柳玉枝与余泾胡闹完之后,不少的米青顺着她白嫩的腿流下来,她佯装嗔怒,“都怪夫君胡闹,这我如何见人”余泾笑笑捏了捏怀中人儿的臀肉,不知从何处掏出一根圆润的玉石,长条形状,顺着她腿心的滑腻送了进去,留下一根红穗子垂在腿间,“玉枝可要好好吃住了”柳玉枝涨红了脸,适应着身下的感觉。
顺王世子陈景安与余泾是少时便认识的好友,他的夫人出自御医世家白家,名唤白婉婉,人如其名气质婉约,穿着朴素低调却不显寒酸,挺着个大肚子与顺王妃在庭中迎客。
二人见到顺王妃朱月莲和白婉婉,互相见了礼,这一对比,白婉婉九月单胎的肚子竟然是和柳玉枝八月双胎的肚子一般大,见她行礼都需要侍女搀着,而顺王妃面不改色的依旧让她站在门口招待宾客,柳玉枝心理想着这白婉婉在顺王府的日子不甚好过,白家百年御医世家,不可能不知道胎儿过大不好生。

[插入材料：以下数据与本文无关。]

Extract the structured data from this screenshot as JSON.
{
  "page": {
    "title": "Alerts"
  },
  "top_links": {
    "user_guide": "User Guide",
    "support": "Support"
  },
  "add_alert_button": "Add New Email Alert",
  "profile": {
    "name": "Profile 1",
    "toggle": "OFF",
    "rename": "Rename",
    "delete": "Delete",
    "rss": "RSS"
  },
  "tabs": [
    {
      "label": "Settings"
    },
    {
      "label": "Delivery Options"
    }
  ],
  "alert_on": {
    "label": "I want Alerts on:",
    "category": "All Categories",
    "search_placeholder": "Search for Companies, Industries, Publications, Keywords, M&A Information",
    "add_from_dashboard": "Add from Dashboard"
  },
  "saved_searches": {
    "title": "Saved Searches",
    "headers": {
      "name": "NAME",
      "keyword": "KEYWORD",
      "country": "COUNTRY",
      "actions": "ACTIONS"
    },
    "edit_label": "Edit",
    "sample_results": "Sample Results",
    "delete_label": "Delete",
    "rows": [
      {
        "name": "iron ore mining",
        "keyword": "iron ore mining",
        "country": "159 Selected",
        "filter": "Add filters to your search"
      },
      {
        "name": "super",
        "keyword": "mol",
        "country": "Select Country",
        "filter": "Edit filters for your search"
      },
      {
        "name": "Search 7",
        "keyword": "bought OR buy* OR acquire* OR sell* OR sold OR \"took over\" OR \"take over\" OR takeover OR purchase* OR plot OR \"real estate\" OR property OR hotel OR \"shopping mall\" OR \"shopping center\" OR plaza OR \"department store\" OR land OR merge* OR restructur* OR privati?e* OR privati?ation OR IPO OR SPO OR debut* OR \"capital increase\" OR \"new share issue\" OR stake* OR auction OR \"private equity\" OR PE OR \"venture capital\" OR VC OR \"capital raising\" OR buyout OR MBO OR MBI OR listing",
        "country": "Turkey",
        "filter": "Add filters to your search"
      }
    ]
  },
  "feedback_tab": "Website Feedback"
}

宾客陆陆续续来了,眼下柳玉枝也无心多想了,余泾带着她坐在安排好的坐席上,臀下坐垫虽软,但接触到的那刻花心中的物什还是顶弄的她轻喘一声,余泾看着她嗔怒的样子,惹的他心痒,手不安分的在桌下揉了数圈。
白婉婉挺着大肚站在顺王妃朱月莲旁边伺候着,柳玉枝远远看着她鼓胀的双乳好似要从纱衣中撑开来,身前一个早已下垂的大肚子,仿佛下一秒就有个胎头从裙下钻出,可她又站直在婆母旁边紧紧夹着腿根,一只手轻轻在身后撑着腰。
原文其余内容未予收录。